Employers Holdings, Inc. (EIG) reported a net loss of $23.4 million for the fourth quarter of 2025, a sharp decline from the $28.3 million profit posted in the same period a year earlier. The accident‑year loss ratio for the quarter rose to 71.3 percent, up from 59.5 percent in Q4 2024, reflecting higher claim frequency and severity, particularly in California. Adjusted earnings per share of $0.66 beat consensus estimates of $0.41 to $0.54, while revenue of $170.5 million fell short of the $216.5 million to $218.4 million range expected by analysts.
The full‑year 2025 results showed a net income of $10.8 million, a turnaround from the prior year’s loss. The company’s loss ratio for the year climbed to 76.4 percent from 60.9 percent in 2024, underscoring the persistent underwriting pressure.
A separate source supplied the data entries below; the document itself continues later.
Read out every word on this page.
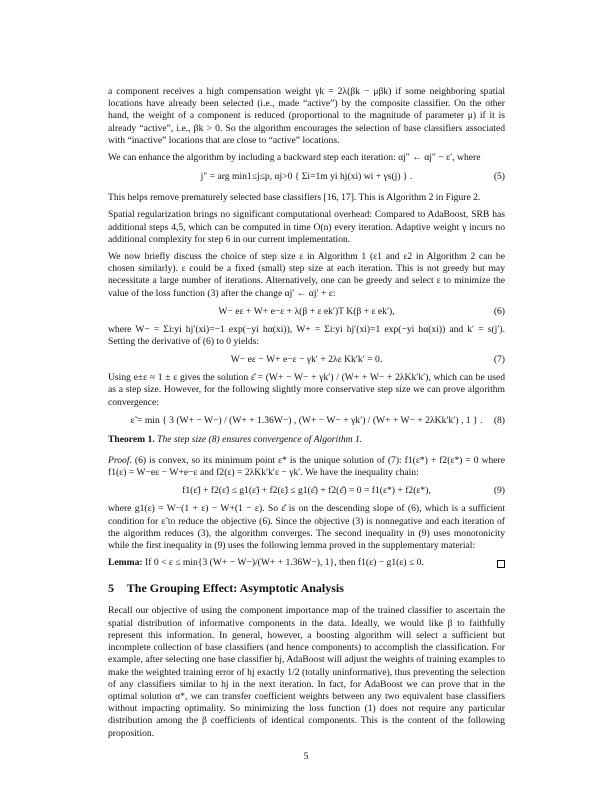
a component receives a high compensation weight γk = 2λ(βk − μβk) if some neighboring spatial locations have already been selected (i.e., made “active”) by the composite classifier. On the other hand, the weight of a component is reduced (proportional to the magnitude of parameter μ) if it is already “active”, i.e., βk > 0. So the algorithm encourages the selection of base classifiers associated with “inactive” locations that are close to “active” locations.

We can enhance the algorithm by including a backward step each iteration: αj″ ← αj″ − ε′, where

j″ = arg min1≤j≤p, αj>0 { Σi=1m yi hj(xi) wi + γs(j) } .	(5)

This helps remove prematurely selected base classifiers [16, 17]. This is Algorithm 2 in Figure 2.

Spatial regularization brings no significant computational overhead: Compared to AdaBoost, SRB has additional steps 4,5, which can be computed in time O(n) every iteration. Adaptive weight γ incurs no additional complexity for step 6 in our current implementation.

We now briefly discuss the choice of step size ε in Algorithm 1 (ε1 and ε2 in Algorithm 2 can be chosen similarly). ε could be a fixed (small) step size at each iteration. This is not greedy but may necessitate a large number of iterations. Alternatively, one can be greedy and select ε to minimize the value of the loss function (3) after the change αj′ ← αj′ + ε:

W− eε + W+ e−ε + λ(β + ε ek′)T K(β + ε ek′),	(6)

where W− = Σi:yi hj′(xi)=−1 exp(−yi hα(xi)), W+ = Σi:yi hj′(xi)=1 exp(−yi hα(xi)) and k′ = s(j′). Setting the derivative of (6) to 0 yields:

W− eε − W+ e−ε − γk′ + 2λε Kk′k′ = 0.	(7)

Using e±ε ≈ 1 ± ε gives the solution ε̂ = (W+ − W− + γk′) / (W+ + W− + 2λKk′k′), which can be used as a step size. However, for the following slightly more conservative step size we can prove algorithm convergence:

ε̃ = min { 3 (W+ − W−) / (W+ + 1.36W−) , (W+ − W− + γk′) / (W+ + W− + 2λKk′k′) , 1 } . (8)

Theorem 1. The step size (8) ensures convergence of Algorithm 1.

Proof. (6) is convex, so its minimum point ε* is the unique solution of (7): f1(ε*) + f2(ε*) = 0 where f1(ε) = W−eε − W+e−ε and f2(ε) = 2λKk′k′ε − γk′. We have the inequality chain:

f1(ε̃) + f2(ε̃) ≤ g1(ε̃) + f2(ε̃) ≤ g1(ε̂) + f2(ε̂) = 0 = f1(ε*) + f2(ε*),	(9)

where g1(ε) = W−(1 + ε) − W+(1 − ε). So ε̂ is on the descending slope of (6), which is a sufficient condition for ε̃ to reduce the objective (6). Since the objective (3) is nonnegative and each iteration of the algorithm reduces (3), the algorithm converges. The second inequality in (9) uses monotonicity while the first inequality in (9) uses the following lemma proved in the supplementary material:

Lemma: If 0 < ε ≤ min{3 (W+ − W−)/(W+ + 1.36W−), 1}, then f1(ε) − g1(ε) ≤ 0.

5 The Grouping Effect: Asymptotic Analysis

Recall our objective of using the component importance map of the trained classifier to ascertain the spatial distribution of informative components in the data. Ideally, we would like β to faithfully represent this information. In general, however, a boosting algorithm will select a sufficient but incomplete collection of base classifiers (and hence components) to accomplish the classification. For example, after selecting one base classifier hj, AdaBoost will adjust the weights of training examples to make the weighted training error of hj exactly 1/2 (totally uninformative), thus preventing the selection of any classifiers similar to hj in the next iteration. In fact, for AdaBoost we can prove that in the optimal solution α*, we can transfer coefficient weights between any two equivalent base classifiers without impacting optimality. So minimizing the loss function (1) does not require any particular distribution among the β coefficients of identical components. This is the content of the following proposition.

5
Net investment income reached $116.7 million, up 9 percent from $107.0 million in 2024, providing a significant offset to the underwriting losses.
EIG completed a $125 million recapitalization plan, repurchasing 2,981,141 shares at an average price of $42.00 per share. “Our commitment to returning capital to stockholders remained unwavering, as we returned $215.4 million through share repurchases and regular quarterly dividends,” the company said.
The company’s fourth‑quarter actuarial review confirmed that no additional reserve strengthening was required, and an independent actuarial firm also affirmed the adequacy of reserves. “Our fourth quarter 2025 full actuarial review delivered encouraging information,” the company noted.
The earnings beat on EPS was largely driven by disciplined cost management and a favorable mix of business lines, while the revenue miss reflected lower premium growth and the impact of higher loss ratios, especially from California cumulative trauma claims. Net investment income helped cushion the underwriting losses, and management emphasized continued focus on mitigating California claims and expanding into excess workers’ compensation.
Management remains confident in the company’s long‑term trajectory, citing strong capital strength and disciplined underwriting, but acknowledges ongoing headwinds from California claims and the need for continued pricing and underwriting adjustments.